I've come across this sort of exercises a few times now and I always feel so unsure about how to solve them. This is one example:
Determine the density function of $X + Y$ if $X$ and $Y$ are i.i.d random variables in $[-1,1]$.
This is my solution so far:
$f_X(x) = -\frac{1}{2}$ for $x$ that belongs to $[-1,1],$ $f_Y(y) = -\frac{1}{2}$ for $y$ that belongs to $[-1,1]$
$P(X+Y \leq u) = \int_{-\infty}^{\infty} \int_{-\infty}^{\infty} f_X(x) f_Y(y) dxdy \Rightarrow$
$f_{X+Y}(u) = \int_{-\infty}^{\infty} f_X(u-y) f_Y(y) dy $
$X + Y$ belongs to $[-2, 2]$
Now, after this, I'm lost. I don't know what the limits of the integral should be, and this is where I always have problems when doing this kind of exercise. The solution manual says to put it as $\int_{u-1}^{1} \frac{1}{4} dy$, I don't "see" it.
Your equation $P(X+Y \leq u) = \int_{-\infty}^{\infty} \int_{-\infty}^{\infty} f_X(x) f_Y(y) dxdy $ is wrong. The integral must be done inside an area that depends on $u$, where $X+Y\le u$ holds (pink region in the graphic)

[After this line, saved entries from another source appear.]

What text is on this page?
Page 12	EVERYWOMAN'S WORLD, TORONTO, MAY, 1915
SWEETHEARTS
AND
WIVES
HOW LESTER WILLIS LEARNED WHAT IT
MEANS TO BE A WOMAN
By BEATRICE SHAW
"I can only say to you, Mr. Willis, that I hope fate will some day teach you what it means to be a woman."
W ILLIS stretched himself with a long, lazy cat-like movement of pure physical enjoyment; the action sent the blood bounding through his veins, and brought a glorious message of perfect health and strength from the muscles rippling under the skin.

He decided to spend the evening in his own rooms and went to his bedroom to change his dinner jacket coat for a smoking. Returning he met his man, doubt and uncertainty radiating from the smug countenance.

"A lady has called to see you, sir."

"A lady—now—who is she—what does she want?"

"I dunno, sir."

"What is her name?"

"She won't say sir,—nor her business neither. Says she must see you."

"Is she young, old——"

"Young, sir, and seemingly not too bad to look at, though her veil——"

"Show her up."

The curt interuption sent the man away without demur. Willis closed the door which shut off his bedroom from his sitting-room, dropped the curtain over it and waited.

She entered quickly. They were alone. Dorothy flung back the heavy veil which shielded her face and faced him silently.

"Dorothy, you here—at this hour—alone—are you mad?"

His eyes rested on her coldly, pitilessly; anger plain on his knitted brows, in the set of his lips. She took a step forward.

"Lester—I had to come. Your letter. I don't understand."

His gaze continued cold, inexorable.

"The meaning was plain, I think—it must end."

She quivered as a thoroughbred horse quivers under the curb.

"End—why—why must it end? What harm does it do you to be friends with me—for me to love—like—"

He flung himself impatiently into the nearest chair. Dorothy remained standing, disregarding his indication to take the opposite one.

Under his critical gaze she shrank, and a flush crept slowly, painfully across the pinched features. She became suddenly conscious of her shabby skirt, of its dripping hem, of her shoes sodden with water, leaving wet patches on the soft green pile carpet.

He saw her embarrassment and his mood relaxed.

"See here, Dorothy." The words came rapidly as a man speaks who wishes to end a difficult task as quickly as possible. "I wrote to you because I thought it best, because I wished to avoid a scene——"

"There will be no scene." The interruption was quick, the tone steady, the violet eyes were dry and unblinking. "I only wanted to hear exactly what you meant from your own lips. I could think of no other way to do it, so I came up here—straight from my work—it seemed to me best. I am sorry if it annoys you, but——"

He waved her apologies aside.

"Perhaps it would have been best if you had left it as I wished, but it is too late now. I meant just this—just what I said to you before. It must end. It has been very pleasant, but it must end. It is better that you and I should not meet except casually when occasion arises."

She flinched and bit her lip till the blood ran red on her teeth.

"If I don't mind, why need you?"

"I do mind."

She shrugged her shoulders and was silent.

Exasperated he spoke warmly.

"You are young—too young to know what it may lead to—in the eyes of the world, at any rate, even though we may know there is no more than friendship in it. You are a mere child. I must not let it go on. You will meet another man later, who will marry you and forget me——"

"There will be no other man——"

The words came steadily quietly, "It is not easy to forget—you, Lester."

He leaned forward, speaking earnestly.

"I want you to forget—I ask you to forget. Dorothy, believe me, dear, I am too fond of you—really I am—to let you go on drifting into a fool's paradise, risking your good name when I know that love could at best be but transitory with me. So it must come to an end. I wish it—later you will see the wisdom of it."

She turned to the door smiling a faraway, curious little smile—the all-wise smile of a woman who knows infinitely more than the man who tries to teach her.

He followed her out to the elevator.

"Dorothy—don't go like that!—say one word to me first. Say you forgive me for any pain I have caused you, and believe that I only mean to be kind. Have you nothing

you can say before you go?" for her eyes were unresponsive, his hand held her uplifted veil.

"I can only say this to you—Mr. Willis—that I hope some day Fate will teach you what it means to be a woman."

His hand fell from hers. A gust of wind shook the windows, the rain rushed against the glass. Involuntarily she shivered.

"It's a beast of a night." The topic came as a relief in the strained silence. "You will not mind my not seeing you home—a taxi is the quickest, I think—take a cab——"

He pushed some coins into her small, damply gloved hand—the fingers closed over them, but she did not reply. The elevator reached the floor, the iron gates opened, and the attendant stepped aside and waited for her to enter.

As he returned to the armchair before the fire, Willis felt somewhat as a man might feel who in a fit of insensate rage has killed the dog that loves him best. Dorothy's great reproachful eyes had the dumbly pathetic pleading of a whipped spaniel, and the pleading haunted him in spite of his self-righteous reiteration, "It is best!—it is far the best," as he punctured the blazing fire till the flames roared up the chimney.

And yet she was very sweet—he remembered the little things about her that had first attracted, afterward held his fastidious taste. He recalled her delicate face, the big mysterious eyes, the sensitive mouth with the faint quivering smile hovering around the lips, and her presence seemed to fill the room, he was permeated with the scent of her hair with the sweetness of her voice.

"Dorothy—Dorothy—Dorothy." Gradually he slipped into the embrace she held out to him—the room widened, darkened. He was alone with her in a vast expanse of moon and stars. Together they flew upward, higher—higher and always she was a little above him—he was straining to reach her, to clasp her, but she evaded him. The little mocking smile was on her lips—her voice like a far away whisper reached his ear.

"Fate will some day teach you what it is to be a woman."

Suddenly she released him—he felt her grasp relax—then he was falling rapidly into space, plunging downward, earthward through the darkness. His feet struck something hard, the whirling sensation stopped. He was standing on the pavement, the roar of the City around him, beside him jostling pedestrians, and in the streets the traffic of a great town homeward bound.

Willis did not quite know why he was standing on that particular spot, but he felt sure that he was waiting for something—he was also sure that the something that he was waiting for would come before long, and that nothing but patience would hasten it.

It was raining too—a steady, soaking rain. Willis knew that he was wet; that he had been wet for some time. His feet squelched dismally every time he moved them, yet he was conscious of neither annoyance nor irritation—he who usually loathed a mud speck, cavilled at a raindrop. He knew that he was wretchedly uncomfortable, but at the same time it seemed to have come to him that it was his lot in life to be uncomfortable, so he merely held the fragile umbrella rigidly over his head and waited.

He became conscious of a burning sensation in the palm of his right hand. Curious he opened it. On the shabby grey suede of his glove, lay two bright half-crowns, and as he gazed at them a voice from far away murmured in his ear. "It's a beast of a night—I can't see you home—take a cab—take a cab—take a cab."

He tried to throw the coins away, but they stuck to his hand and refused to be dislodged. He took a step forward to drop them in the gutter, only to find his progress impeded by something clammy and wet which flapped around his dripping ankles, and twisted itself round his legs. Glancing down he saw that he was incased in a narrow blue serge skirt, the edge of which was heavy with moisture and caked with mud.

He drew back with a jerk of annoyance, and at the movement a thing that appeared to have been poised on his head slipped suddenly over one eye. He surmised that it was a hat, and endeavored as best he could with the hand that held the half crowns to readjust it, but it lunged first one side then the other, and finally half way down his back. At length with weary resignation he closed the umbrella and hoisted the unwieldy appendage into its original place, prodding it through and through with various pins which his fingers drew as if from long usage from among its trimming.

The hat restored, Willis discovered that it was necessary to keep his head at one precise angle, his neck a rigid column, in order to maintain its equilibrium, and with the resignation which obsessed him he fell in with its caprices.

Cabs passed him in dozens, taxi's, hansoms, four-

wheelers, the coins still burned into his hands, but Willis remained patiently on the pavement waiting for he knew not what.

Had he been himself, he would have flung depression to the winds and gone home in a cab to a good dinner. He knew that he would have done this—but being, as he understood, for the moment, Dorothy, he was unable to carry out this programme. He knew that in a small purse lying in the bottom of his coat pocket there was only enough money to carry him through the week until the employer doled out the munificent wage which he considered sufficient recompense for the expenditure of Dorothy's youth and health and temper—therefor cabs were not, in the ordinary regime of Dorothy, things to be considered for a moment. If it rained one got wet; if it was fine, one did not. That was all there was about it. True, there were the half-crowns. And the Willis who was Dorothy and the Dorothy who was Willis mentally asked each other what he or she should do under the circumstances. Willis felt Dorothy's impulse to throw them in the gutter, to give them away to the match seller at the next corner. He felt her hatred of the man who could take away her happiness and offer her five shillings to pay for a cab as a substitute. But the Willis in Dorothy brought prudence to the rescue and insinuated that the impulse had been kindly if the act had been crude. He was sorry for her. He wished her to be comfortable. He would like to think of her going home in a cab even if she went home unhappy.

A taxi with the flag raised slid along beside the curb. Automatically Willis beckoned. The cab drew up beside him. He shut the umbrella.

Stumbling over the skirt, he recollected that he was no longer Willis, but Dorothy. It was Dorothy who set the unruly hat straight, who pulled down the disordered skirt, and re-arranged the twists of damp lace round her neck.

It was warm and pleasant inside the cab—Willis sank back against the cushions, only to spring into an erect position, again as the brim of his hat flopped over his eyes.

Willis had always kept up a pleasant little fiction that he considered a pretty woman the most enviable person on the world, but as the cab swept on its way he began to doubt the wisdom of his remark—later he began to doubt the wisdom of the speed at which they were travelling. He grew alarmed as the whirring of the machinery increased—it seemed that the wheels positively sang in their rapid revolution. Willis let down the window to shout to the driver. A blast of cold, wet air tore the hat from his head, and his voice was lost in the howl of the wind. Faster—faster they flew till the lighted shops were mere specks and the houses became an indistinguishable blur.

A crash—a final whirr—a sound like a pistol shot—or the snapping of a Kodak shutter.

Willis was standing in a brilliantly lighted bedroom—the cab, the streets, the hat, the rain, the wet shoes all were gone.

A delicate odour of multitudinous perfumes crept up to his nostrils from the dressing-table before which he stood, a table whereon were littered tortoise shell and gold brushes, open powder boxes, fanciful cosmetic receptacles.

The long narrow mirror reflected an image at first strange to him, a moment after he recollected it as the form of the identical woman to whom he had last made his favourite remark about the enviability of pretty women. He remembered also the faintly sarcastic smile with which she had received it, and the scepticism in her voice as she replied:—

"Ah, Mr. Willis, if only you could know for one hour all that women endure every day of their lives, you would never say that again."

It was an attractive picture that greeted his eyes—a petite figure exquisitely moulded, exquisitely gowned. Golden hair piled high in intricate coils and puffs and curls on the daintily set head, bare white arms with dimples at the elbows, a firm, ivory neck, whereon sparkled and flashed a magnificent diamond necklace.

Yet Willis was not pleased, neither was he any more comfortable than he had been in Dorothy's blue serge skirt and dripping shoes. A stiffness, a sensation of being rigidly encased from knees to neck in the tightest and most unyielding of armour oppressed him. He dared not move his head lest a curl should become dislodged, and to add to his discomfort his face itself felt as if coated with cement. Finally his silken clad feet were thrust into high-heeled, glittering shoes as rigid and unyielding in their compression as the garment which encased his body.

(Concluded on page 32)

In the range $0<u<1$ it's a little easier to compute the complementary probability (green zone). The integral is
$$P(X+Y \ge u)=\int_{Green} f_{X,Y}(x,y) dx dy = \int_{Green} \frac 12 \frac 12dx dy = \frac14 Area_{Green}=\frac14 \frac{(2-u)^2}{2}$$
I think you can go on from here.